Es hasta natural que asé sea. Si Cristo está donde aflora como descolorido rastrojo erizado el sufrimiento, es explicable que la paz perdida se halle también en esos mismos brazos de donde no acaban de caer los clavos que los mantienen abiertos.
La paz de Cristo es un don que vale la pena merecer. Es importante morir en paz, pero aun lo es más disfrutarla en vida, porque la paz que sólo Dios da, es un valladar insalvable contra el que se estrellan insidias, añagazas, empellones y desafueros.
Reflexión: ¿Cómo era María?
No sabemos cómo era la Virgen. Parece ser que era una joven de pocos años, limpia como el corazón de una fuente, nazarena, de ojos humildes, y que en su bondad rivalizaba con ángeles, y que no sólo enamoró a José, el carpintero; enamoró al mismo Dios. No sabemos si era esbelta o baja, de tez morena o clara, guapa o normalita.

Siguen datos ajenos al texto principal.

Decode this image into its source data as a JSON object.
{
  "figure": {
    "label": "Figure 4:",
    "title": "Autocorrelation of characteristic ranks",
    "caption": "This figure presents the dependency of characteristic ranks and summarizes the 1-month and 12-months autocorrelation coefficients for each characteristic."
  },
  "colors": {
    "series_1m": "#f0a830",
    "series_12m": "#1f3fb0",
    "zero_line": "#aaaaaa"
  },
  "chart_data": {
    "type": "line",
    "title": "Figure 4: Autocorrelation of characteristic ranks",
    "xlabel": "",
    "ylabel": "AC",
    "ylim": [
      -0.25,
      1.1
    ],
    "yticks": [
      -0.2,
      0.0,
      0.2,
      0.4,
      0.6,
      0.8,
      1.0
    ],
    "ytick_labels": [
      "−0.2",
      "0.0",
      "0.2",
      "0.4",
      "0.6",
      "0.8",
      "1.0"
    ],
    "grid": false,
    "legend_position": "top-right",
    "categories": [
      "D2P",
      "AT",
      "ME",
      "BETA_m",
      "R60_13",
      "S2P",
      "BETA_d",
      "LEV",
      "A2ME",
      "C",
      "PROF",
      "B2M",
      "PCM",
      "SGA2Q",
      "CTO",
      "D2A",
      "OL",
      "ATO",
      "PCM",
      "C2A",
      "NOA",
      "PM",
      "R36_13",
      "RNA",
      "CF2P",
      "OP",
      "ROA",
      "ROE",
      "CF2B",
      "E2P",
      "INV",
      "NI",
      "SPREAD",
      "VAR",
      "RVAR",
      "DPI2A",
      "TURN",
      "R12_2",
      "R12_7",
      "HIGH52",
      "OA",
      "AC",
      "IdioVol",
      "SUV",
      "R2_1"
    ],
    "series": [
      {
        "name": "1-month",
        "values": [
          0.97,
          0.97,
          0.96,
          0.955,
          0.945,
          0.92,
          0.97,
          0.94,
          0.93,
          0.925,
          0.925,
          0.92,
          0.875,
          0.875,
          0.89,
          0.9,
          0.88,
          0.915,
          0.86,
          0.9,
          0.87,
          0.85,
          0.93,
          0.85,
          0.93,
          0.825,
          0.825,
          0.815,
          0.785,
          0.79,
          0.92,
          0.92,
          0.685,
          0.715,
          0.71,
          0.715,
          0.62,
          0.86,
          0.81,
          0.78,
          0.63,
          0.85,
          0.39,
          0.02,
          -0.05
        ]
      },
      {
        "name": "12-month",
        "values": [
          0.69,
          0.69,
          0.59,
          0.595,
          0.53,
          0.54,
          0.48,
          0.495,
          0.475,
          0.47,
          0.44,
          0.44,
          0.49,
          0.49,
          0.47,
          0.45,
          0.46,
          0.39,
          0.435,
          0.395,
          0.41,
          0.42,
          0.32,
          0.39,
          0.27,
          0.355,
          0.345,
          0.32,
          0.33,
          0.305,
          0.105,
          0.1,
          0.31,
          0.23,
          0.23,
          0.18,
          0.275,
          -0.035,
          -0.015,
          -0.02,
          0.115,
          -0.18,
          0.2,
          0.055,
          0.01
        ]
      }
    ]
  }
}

Los pintores, desde la piedad cristiana, la han imaginado bellísima, noble, siempre seria y piadosa, según los cánones de belleza de cada tiempo. En todo caso, lo que importa no es su porte corporal, sino la grandeza de su corazón de madre en el que cupo, más o menos ajustado, el Hijo de Dios. Y si Jesús, su hijo, cantó los beneficios de la austeridad que aligera el corazón del pobre y se mostró tan compasivo con el dolor del hombre como desprovisto de pertenencias y dignidades, compasiva y pobre fue ella dignísimamente. Su belleza descansaba en la sencillez, la amabilidad y la cuidadosa atención con que retenía lo que oía sobre los divinos misterios, que al adivinarlos, los guardaba en su corazón, como quien guarda una perla singular.
Lucas es quien más supo de ella. Tal vez, tampoco él lo supo todo.